MEPs set for showdown with Brussels over gas and nuclear as ‘green’ investments

MEPs need majority in European Parliament to vote down EC’s delegated act to classify fossil gas and nuclear as ‘green investments’

Pascal Canfin, chair of the ENVI committee
Pascal Canfin, chair of the ENVI committee

A joint meeting of two European Parliament committees has voted against the European Commission’s inclusion to define nuclear and gas as environmentally sustainable economic activities.

In a joint meeting of the Economic and Monetary Affairs Committee and the Environment, Public Health and Food Safety Committee, MEPs adopted an objection to the Commission’s proposal, with 76 votes to 62 votes and 4 abstentions.

The MEPs opposed a decision by the European Commission in February to add gas and nuclear activities in the so-called EU Taxonomy Regulation, as transitional activities for climate mitigation, to move away from coal to renewables.

The Commission controversially included nuclear and gas in the so-called EU Taxonomy for green investment, against the explicit advice of its own science experts.

The inclusion of gas and nuclear has been widely seen as a compromise pushed through by an alliance of French pro-nuclear forces and mainly eastern European countries wanting to incentivise EU investments in gas infrastructure.

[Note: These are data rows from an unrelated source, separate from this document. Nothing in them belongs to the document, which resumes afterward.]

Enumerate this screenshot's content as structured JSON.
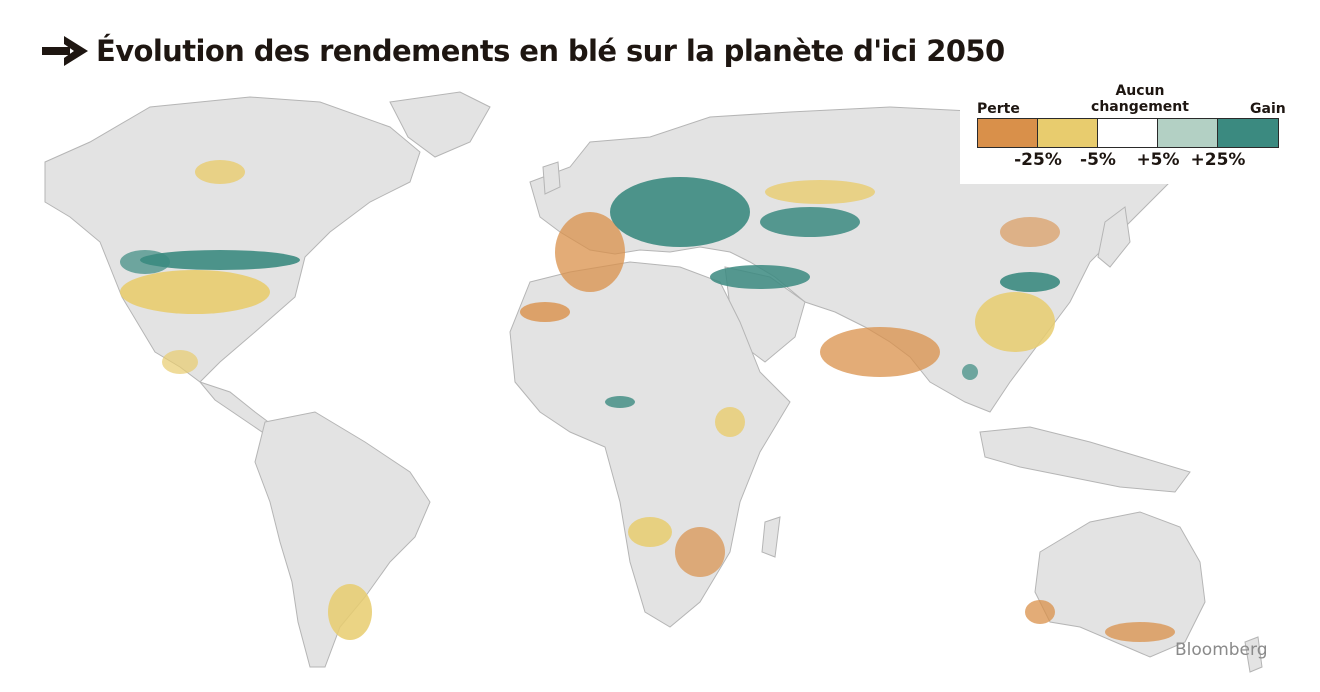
{
  "title": "Évolution des rendements en blé sur la planète d'ici 2050",
  "legend": {
    "loss_label": "Perte",
    "no_change_label": "Aucun changement",
    "gain_label": "Gain",
    "classes": [
      {
        "color": "#d9904a"
      },
      {
        "color": "#e8cc6e"
      },
      {
        "color": "#ffffff"
      },
      {
        "color": "#b3d0c4"
      },
      {
        "color": "#3b8a80"
      }
    ],
    "thresholds": [
      "-25%",
      "-5%",
      "+5%",
      "+25%"
    ]
  },
  "credit": "Bloomberg",
  "colors": {
    "land": "#e3e3e3",
    "borders": "#b5b5b5",
    "strong_loss": "#d9904a",
    "moderate_loss": "#e8cc6e",
    "moderate_gain": "#b3d0c4",
    "strong_gain": "#3b8a80"
  },
  "icons": {
    "title_marker": "arrow-right-icon"
  }
}
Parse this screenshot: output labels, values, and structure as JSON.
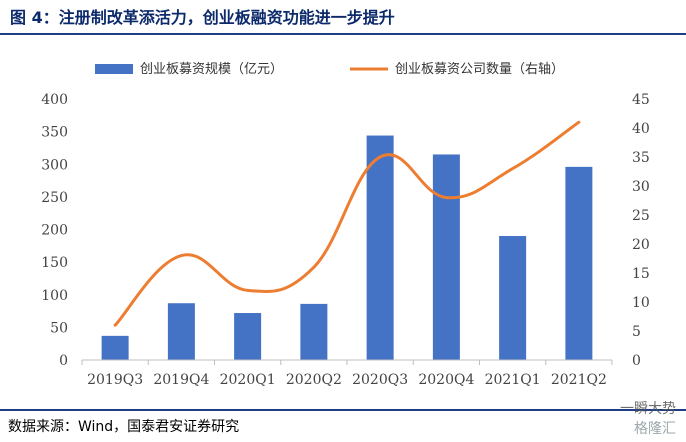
{
  "header": {
    "figure_title": "图 4：注册制改革添活力，创业板融资功能进一步提升"
  },
  "footer": {
    "source": "数据来源：Wind，国泰君安证券研究",
    "watermark": "一瞬大势",
    "watermark_logo": "格隆汇"
  },
  "chart_data": {
    "type": "bar",
    "categories": [
      "2019Q3",
      "2019Q4",
      "2020Q1",
      "2020Q2",
      "2020Q3",
      "2020Q4",
      "2021Q1",
      "2021Q2"
    ],
    "series": [
      {
        "name": "创业板募资规模（亿元）",
        "type": "bar",
        "axis": "left",
        "color": "#4472c4",
        "values": [
          37,
          87,
          72,
          86,
          344,
          315,
          190,
          296
        ]
      },
      {
        "name": "创业板募资公司数量（右轴）",
        "type": "line",
        "axis": "right",
        "color": "#ed7d31",
        "values": [
          6,
          18,
          12,
          16,
          35,
          28,
          33,
          41
        ]
      }
    ],
    "y_left": {
      "min": 0,
      "max": 400,
      "ticks": [
        0,
        50,
        100,
        150,
        200,
        250,
        300,
        350,
        400
      ]
    },
    "y_right": {
      "min": 0,
      "max": 45,
      "ticks": [
        0,
        5,
        10,
        15,
        20,
        25,
        30,
        35,
        40,
        45
      ]
    },
    "legend_position": "top",
    "grid": false
  }
}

MEPs disagreed with the Commission’s use of the delegated act, a non-legislative procedure that excluded the European Parliament. “The parliament has been sidelined. The process is at best sloppy, if not undemocratic,” ECON chair Paul Tang (S&D) had said. Green MEP Bas Eickhout has insisted that the inclusion of gas and nuclear “violated the spirit and letter of the [taxonomy]”.

MEPs said they recognised this role by nuclear and fossil gas as transitional fuels, but they disagreed with the Commission’s technical screening standards because they do not respect those for the environmentally sustainable economic activities in the same regulation.

The MEPs also requested that any such new or amended delegated acts, be subject to a public consultation and impact assessments, as they could have significant economic, environmental and social impacts.

The committee resolution will now go for a vote during the European Parliament’s plenary session of 4-7 July 2022. Parliament and Council have until 11 July 2022 to decide whether to veto the Commission’s proposal. If an absolute majority of MEPs, 353, objects to the Commission’s proposal, the Commission will have to withdraw or amend it.

So far the Socialists & Democrats, the Left and the Greens, which together hold 256 seats, have committed to blocking the proposal. But there are also members from Renew and the EPP who will join in the vote.